Varoufakis got Sir Anish to speak about his upbringing and life in Mumbai (or Bombay as it was then) before Sir Anish came to the UK in 1973 and first attended Hornsey School of Art and then later Chelsea College of Art. It offered a fascinating insight into the young Kapoor and you couldn’t help but feel it has influenced his work and outlook.
His father was a Punjabi non-practising Hindu, who had dreams of entering Bollywood but ended up as an Admiral in the Indian Navy, and his mother was a Jewish refugee from Baghdad who had settled in Pune in the 1920s as a girl. Her father was a Kantor at the synagogue there and his parents married against the wishes of both communities – perhaps explaining Sir Anish’s own non-conformity and rebelliousness.
“From very early on, our mother gave us the idea that her children (Sir Anish has a brother) needed to get out of India,” he recounts in the Youtube discussion.
He said he was exposed to diversity early at school in Mumbai, where he encountered those of others faiths, including Muslims, and grew up believing the world outside the classroom was not too different, so it was a shock when he turned up at a kibbutz in Israel as a late teenager and was labelled ‘kushi’.
“It took me back,” he says. “And being described as a certain type of outsider.”
He realised Israel wasn’t for him and nor was the profession that he was thinking about – in India, it was, and still is, in too many cases, fairly standard for folks in to believe that their offspring should go into engineering, medicine or the law or join the forces.
“My story was that I had to be an engineer.
That is what Indian boys did. I already knew that I wanted to be an artist,” he has shared with Varoufakis.
At art college – crudely he found himself. He remembered a young Marina Abramovic visiting and cutting herself up literally – Abramovic is a much celebrated performance artist who commands global attention these days, but then in the 1970s she was just starting out.
He slipped into teaching art in Wolverhampton, and stepping into Enoch Powell country was personally tough. The Conservative MP for the town had made the inflammatory and infamous Rivers of Blood speech in 1968, claiming mass non-white immigration (encouraged by him in the post-war period and subsequent governments) would lead to a race war in Britain.
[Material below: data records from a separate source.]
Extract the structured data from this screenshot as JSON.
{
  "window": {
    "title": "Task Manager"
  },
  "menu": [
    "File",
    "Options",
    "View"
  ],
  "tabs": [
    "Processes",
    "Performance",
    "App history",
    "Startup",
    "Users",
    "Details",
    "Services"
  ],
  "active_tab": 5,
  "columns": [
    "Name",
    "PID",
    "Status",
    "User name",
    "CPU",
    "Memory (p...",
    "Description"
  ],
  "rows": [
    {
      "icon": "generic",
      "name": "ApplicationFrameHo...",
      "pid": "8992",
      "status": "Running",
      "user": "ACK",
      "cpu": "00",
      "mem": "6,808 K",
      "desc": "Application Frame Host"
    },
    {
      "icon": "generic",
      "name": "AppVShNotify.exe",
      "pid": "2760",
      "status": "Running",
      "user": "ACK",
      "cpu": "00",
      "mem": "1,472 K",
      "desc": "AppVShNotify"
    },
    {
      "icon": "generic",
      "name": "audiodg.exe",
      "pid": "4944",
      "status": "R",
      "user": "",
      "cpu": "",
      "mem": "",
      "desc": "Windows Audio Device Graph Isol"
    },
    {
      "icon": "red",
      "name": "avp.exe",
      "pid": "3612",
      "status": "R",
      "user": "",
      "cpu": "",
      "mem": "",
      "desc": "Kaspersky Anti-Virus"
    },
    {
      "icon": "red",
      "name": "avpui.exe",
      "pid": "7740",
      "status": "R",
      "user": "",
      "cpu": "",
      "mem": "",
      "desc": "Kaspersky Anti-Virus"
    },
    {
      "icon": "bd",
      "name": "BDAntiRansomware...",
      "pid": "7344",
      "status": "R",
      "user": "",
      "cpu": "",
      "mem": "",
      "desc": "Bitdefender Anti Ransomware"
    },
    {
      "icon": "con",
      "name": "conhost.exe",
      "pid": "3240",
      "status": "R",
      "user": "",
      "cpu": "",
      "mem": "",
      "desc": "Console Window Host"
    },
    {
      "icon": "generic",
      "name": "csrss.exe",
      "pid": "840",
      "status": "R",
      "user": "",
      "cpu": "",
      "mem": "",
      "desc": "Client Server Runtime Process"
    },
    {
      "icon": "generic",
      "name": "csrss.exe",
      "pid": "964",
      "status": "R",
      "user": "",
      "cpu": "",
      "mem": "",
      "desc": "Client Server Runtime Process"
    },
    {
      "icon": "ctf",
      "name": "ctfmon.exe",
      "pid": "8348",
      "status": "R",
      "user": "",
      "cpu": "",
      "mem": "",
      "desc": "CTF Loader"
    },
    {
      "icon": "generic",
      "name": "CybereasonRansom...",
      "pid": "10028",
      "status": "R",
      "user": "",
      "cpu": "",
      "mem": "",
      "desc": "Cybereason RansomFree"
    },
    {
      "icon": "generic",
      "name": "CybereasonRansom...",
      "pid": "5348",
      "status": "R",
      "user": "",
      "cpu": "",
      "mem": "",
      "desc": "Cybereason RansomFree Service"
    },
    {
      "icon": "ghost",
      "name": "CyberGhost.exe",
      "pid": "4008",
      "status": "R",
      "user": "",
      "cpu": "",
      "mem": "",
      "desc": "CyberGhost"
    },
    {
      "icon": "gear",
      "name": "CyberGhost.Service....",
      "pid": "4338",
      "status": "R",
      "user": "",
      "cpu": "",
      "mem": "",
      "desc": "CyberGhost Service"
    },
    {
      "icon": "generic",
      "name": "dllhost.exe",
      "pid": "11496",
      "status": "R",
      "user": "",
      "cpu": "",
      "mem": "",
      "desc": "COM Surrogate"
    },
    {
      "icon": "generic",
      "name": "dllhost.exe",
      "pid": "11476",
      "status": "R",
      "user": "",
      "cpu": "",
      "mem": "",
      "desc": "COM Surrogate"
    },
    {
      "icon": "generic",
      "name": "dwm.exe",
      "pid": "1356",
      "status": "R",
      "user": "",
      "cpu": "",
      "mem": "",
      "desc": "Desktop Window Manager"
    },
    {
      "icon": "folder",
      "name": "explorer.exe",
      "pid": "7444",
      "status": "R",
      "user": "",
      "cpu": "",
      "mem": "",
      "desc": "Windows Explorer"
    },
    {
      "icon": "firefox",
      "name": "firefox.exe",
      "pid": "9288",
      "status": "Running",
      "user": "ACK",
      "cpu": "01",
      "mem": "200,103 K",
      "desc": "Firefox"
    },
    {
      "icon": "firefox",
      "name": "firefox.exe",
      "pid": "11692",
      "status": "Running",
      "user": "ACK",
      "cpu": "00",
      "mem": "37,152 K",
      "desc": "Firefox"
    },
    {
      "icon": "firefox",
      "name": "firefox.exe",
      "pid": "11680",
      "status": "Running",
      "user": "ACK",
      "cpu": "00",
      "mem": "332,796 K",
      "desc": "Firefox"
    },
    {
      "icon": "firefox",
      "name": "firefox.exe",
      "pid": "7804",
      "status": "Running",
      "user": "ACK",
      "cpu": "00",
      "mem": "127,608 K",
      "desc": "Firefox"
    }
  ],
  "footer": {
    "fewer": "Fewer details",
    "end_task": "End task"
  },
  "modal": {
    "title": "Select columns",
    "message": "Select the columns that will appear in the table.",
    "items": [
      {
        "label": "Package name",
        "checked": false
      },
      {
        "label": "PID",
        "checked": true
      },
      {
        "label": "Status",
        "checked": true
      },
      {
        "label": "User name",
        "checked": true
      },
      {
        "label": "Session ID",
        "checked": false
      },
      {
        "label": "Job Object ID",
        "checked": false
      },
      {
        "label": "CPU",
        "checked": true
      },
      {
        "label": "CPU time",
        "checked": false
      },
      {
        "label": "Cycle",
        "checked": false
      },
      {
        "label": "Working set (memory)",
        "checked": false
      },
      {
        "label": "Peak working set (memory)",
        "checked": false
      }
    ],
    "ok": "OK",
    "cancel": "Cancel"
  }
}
For the next 10-15 years after this, racism on the street went pretty much unchecked and few ethnic minority communities were spared.
The times were not the best, Sir Anish recounts: “Racism was quite strong – I had a white girlfriend.”
He talked about his first show in Paris and being referred to as an “Indian artist”. It made him wild with anger.
“They would never do that to an American artist,” he fumes.
He remains a totemic figure and for some his progressive politics, his championing of liberal causes, have made him a target on the Right.
But these so-called keyboard warriors miss the art and focus too narrowly on what Sir Anish might say or do.
He is an artist who can easily pack the Royal Academy in London or whose work such as Cloud Gate (Kapoor’s own title) or The Bean in Chicago (to give its popular one) is one of the tourist attractions in that city and increasingly, draws crowds to it, and of course the ArcelorMittal Orbit in London’s Olympic Park is part of his legacy, and it strongly suggests that his work and his life will be with us much into the future.